Cezar Lupu, Tudorel Lupu

Use Fubini theorem
\( \int_{0}^{1}f(x)dx=\int_{0}^{1}(\int_{1/2}^{x}f^{\prime}(t)dt)dx=\int_{0}^{1}k(t)f^{\prime}(t)dt \)

where \( k(t)=-t \) on \( [0;1/2] \) and \( k(t)=1-t \) on \( [1/2;1] \).

With Cauchy-Schwarz
\( (\int_{[0,1]}f)^2 \leq (\int_{[0;1]}k^2)(\int_{[0;1]}f^{\prime2}) \)

and
\( \int_{[0;1]}k^2=\int_{[0;1/2]}t^2dt+\int_{[1/2;1]}(1-t)^2dt=1/24+1/24=1/12 \)

Your inequality with "24" is valid only for small values of 24
More seriously, the second "=" is wrong.
The question if 12 is the best constant remains.

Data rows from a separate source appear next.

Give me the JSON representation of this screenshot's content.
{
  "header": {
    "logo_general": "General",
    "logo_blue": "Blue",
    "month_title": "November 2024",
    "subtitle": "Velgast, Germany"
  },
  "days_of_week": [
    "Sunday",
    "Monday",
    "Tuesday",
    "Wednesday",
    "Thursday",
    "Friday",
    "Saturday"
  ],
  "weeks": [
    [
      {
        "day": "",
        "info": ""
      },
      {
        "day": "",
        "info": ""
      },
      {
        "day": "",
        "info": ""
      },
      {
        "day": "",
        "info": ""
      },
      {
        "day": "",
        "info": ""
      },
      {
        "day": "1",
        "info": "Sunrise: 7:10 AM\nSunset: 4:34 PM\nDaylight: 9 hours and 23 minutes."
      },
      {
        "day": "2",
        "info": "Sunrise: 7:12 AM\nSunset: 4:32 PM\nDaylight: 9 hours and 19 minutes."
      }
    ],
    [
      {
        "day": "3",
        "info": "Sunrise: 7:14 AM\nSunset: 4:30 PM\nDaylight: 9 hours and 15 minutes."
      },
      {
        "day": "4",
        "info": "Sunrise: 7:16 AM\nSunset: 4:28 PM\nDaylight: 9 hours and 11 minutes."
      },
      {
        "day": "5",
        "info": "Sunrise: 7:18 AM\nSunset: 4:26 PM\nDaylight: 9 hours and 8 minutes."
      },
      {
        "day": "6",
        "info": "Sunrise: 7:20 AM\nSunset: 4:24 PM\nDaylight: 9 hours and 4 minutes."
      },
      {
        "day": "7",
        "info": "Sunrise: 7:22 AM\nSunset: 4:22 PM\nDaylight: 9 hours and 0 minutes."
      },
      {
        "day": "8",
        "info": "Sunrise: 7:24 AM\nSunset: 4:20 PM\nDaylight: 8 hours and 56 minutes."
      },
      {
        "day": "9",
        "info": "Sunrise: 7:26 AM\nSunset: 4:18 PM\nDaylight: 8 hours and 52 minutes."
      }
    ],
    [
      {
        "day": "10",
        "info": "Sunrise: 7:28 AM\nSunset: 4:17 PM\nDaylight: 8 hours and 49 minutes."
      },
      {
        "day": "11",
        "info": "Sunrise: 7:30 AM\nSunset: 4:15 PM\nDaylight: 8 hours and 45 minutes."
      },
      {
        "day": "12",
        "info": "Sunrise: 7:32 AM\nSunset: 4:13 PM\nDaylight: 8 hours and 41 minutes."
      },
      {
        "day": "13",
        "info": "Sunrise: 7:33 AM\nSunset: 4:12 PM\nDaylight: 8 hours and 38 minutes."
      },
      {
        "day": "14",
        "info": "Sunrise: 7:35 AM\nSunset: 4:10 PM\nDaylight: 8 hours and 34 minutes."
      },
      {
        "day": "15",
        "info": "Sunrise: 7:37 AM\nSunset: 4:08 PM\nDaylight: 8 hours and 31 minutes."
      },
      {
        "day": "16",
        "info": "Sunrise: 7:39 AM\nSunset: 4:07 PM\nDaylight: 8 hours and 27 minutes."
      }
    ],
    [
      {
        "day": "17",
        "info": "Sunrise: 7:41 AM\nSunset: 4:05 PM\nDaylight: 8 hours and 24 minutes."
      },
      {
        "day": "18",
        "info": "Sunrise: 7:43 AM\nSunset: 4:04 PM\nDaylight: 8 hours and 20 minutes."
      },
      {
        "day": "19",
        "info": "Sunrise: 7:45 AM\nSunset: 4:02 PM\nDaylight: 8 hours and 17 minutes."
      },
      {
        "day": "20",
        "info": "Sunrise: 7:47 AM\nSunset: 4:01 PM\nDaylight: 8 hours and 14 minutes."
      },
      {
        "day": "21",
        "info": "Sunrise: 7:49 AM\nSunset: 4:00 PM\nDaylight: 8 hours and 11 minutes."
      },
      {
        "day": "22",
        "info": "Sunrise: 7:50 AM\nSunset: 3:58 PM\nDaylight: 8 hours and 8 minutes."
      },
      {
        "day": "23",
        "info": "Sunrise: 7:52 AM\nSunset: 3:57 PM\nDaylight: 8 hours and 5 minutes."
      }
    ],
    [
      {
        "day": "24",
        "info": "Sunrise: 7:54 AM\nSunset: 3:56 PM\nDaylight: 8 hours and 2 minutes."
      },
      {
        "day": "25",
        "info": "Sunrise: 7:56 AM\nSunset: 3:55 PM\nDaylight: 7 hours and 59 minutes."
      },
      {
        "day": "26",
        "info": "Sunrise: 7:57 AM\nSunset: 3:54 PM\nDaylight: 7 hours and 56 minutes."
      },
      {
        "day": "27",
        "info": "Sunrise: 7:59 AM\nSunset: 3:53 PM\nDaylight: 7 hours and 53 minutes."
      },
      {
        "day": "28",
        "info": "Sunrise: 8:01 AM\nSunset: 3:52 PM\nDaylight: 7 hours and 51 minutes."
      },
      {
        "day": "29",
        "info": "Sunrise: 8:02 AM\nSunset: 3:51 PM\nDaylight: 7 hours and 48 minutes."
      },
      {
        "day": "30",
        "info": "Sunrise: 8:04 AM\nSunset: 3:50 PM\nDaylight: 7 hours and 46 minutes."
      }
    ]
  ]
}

aleph wrote:Your inequality with "24" is valid only for small values of 24
More seriously, the second "=" is wrong.
The question if 12 is the best constant remains.

Yes, the best constant is 12. The problem is not that easy as it seems at first glance.
My solution (which is elementary) is based on Cauchy-Schwarz inequality in the following way:

\( \int_0^{1/2}(f^{\prime}(x))^{2}dx\cdot\int_0^{1/2}x^{2}dx\geq\left(\int_0^{1/2}xf^{\prime}(x)\right)^{2} \)
and
\( \int_{1/2}^{1}(f^{\prime}(x))^{2}dx\cdot\int_{1/2}^{1}(1-x)^{2}dx\geq\left(\int_{1/2}^{1}(1-x)f^{\prime}(x)\right)^{2} \).

By adding these two inequalities and using the elementary inequality \( \alpha^2+\beta^2\geq\frac{(\alpha+\beta)^{2}}{2} \) and integration by parts, we get the desired result. \( \qed \)